We are market experts here in Tavistock with our Pannier Market which has been in existence since the charter was granted by Henry I in 1105, and I make no comment about those crimplene skirts and big knickers having been in there for all that time.
Honestly, the things I don't know about my own country's history are quite shocking, things will have to change around here soon and so looking up Henry I I discover that he died of food poisoning after eating a 'surfeit of lampreys' whilst in France and his remains were then stitched into a bull's hide for the journey back to England.
Imagine getting that through customs now?
But even our market doesn't sell some of the things that can be bought in Riberac.
No lampreys evident but plenty of oysters.
Spit-roasting chickens (environmental health would go fair loopy about this)
and legs, we don't have these in our market either.
I'm not much of an expert in the migration and nesting patterns of the
English ex-pat but there was certainly a good-sized colony in this corner of France and
they were well-catered for around Riberac market, with English book stalls and
most signs in English translation, which can only indicate that the
French fear the Brits won't bother to learn the language and perhaps they
are right.

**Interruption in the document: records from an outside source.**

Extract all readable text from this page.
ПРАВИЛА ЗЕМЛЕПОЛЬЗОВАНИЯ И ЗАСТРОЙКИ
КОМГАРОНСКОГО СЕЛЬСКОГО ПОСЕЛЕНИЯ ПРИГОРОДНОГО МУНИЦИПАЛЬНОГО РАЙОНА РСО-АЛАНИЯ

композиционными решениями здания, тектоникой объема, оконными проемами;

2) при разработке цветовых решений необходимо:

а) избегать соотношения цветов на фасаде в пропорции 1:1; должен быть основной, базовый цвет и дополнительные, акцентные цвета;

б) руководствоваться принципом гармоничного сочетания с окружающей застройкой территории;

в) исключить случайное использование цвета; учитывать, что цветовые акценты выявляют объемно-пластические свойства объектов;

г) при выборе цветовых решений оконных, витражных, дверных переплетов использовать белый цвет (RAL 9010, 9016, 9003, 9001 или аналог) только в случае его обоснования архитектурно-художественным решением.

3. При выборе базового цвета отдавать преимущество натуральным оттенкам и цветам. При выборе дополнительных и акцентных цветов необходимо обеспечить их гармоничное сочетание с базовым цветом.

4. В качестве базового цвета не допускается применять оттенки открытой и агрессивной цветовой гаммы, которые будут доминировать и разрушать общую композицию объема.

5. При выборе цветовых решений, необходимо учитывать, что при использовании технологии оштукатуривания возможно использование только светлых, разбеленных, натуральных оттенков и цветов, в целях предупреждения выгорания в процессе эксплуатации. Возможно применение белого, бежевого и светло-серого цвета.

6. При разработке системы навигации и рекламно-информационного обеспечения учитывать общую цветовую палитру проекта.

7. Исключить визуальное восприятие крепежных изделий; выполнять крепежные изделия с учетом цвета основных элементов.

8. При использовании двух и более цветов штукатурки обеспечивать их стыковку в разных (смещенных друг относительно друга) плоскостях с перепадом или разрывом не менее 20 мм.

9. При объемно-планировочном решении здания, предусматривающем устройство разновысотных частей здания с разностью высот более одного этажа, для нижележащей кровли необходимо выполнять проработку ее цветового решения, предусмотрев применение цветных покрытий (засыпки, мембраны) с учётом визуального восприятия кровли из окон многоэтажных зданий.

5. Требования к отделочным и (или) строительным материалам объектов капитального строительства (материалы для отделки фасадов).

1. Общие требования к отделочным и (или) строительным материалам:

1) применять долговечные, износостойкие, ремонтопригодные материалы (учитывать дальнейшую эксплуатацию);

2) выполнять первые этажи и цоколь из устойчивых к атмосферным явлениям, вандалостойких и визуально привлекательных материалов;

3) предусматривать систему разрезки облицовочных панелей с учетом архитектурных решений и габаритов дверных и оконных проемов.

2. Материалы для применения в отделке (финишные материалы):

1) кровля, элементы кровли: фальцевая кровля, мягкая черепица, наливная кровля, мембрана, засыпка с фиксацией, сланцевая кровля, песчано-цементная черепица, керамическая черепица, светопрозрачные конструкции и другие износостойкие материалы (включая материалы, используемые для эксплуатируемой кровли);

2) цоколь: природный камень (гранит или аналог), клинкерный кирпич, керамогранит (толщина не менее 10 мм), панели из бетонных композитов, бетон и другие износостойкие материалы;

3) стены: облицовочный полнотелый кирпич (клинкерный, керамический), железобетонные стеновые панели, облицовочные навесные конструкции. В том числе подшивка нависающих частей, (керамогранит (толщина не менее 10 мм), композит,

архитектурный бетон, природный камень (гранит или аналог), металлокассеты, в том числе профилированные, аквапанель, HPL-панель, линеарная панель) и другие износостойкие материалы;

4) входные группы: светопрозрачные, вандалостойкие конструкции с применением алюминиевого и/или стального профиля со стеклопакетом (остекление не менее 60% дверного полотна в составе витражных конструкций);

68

So I wasted a good five minutes of precious market time
working out how to ask the cost of a bar of soap in French ( I'm quite sure Miss Deadman would have taught me this back in 1965) and then
plucking up the courage to say my piece without going too overboard
theatrical and 'ello 'ello about the accent, only to find the woman
running the stall was from Birmingham and didn't understand a word I'd
Looking back through my pictures, a couple of nice ones of the twelfth century Eglise Saint-Jacques in nearby Aubeterre-Sur-Dronne, and an exemplary Norman archway built in 1150-1160 for which we must credit the French with a jolly good invention, and that delightful little detail of a hare chasing round the edge. Seems odd to think that at the very same time that this church was being built in France, across the Channel in England Henry II had founded the House of Plantagenet and shoppers had already been buying crimplene skirts and big knickers (and probably legs) in Tavistock Market for nigh on fifty years.
We've always been a bit ahead of the game here in Devon.